I don't get the difference, why would c allow that? Still, let's say I want to convert my char[5] to char*, without using the method for a, I found that I can also do:

char* c = (char*)&my_array; // works both in c and c++

That one I really don't understand. Have I not determined that "&my_array" doesn't exist? More alarmingly, these 2 lines returns the same exact value:

// a and c have the same value (both in c and c++)
char* a = my_array;
char* c = (char*)&my_array;

Next, let's say I want to execute those 5 bytes at run-time, so I declare a new type:

// pFunc is a pointer to function returning void
typedef void (*pFunc)();

Then I tried declaring a pointer to function that would execute my array of bytes:

pFunc pFunc1 = (pFunc)&my_array; // works, but I don't really understand why
pFunc pFunc2 = (pFunc)my_array;  // compiler error in c++, not in c

Suddenly, not only is &my_array compiling without problem, but it's also the only way to make this works in c++ (that I know of). Anyone mind explaining to me what is going on? Here is the full code:

#include <stdio.h>

typedef void (*pFunc)();

int main()
{
    char my_array[5];

    char* a = my_array;
    char* b = &my_array; // compiler error in c++, not in c
    char* c = (char*)&my_array;
    char** d = &my_array; // compiler error in c++, not in c
    char** e = (char**)&my_array;

    pFunc pFunc1 = (pFunc)&my_array; // works, but I don't really understand why
    pFunc pFunc2 = (pFunc)my_array;  // compiler error in c++, not in c

    printf("char*:\n");
    printf("0x%X\n", a);
    printf("0x%X\n", b);
    printf("0x%X\n", c);
    printf("0x%X\n", d);
    printf("0x%X\n", e);
    printf("\n");

    while(1);

    return 1;
}

Answer 1

An array in C++ is not a pointer. When a pointer of the appropriate type is initialized using the array's name (such as when the array is passed to a function argument of the appropriate pointer type), it will decay into a pointer, but it is not itself a pointer.

When you declare char my_array[5], you are creating an array of 5 chars; no pointer is created, but a char[5] exists and can be pointed to by other pointers.

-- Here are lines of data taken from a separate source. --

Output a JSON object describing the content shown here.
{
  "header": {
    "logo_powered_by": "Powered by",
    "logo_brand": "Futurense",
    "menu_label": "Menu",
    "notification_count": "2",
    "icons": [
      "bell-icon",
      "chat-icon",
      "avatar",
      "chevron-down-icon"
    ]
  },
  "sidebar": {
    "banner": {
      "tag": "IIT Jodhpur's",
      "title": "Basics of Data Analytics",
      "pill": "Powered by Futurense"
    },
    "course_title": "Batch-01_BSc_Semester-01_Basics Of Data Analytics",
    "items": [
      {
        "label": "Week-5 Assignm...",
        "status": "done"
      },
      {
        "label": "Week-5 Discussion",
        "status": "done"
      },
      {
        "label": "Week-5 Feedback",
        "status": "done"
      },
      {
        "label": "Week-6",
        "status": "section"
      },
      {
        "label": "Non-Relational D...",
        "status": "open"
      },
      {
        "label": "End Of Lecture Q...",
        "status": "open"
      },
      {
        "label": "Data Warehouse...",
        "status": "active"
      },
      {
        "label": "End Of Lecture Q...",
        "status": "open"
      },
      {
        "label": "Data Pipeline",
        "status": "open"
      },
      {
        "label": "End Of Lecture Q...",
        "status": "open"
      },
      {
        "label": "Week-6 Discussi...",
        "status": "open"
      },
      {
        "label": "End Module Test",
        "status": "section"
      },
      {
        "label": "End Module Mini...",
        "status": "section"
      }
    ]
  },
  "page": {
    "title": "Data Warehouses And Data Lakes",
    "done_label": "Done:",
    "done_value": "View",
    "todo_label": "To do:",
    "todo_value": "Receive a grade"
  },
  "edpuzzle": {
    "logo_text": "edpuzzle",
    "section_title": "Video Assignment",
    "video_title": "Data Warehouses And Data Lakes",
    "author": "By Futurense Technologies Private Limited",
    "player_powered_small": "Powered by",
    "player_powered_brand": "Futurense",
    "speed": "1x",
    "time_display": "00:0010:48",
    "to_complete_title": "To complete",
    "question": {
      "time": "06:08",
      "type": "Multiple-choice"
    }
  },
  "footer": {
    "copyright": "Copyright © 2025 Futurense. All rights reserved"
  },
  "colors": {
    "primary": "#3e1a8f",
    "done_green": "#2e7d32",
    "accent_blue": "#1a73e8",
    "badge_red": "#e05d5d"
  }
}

If you do char* a = my_array;, my_array will decay into a pointer; a new char* is created pointing to the first element of my_array.
char* b = &my_array; fails because my_array isn't a char, and thus &my_array isn't a char*. char** d = &my_array; fails since my_array isn't a char*, and thus &my_array isn't a char**. &my_array is a char (*)[5] (pointer to an array of 5 chars). These "work" in C because C only requires the compiler issue a warning for implicit conversion between unrelated pointer types, but C++ does not allow these implicit conversions at all; they result in a compilation error. You need an explicit cast in C++, but even then the behavior is undefined if you dereference the resulting pointer.

Finally, pFunc pFunc1 = (pFunc)&my_array; "works" on platforms that represent function pointers and object pointers similarly (most modern systems), but it isn't required to work on all platforms. Again, using the resulting pointer will invoke undefined behavior.
pFunc pFunc2 = (pFunc)my_array; actually compiles as well using GCC, but fails to compile under MSVC. I'm not actually sure which compiler's behavior is correct, but either way the result is unlikely to be anything useful.

Answer 2

When an array is defined then space is allocated for its element in memory. The whole space, in your case 5 bytes, is allocated for array. Therefore, space is allocated for arrays elements as well as array itself.

It should be noted that an array is not a pointer and vice-versa. my_array is an array and not a pointer. In most cases an array convert to a pointer to its first element, but it does not imply that arrays are pointers.

The address of array my_array is of type char (*)[5], a pointer to an array of 5 chars. It is incompatible with type char ** and pFunct. Assigning incompatible pointer types causes error.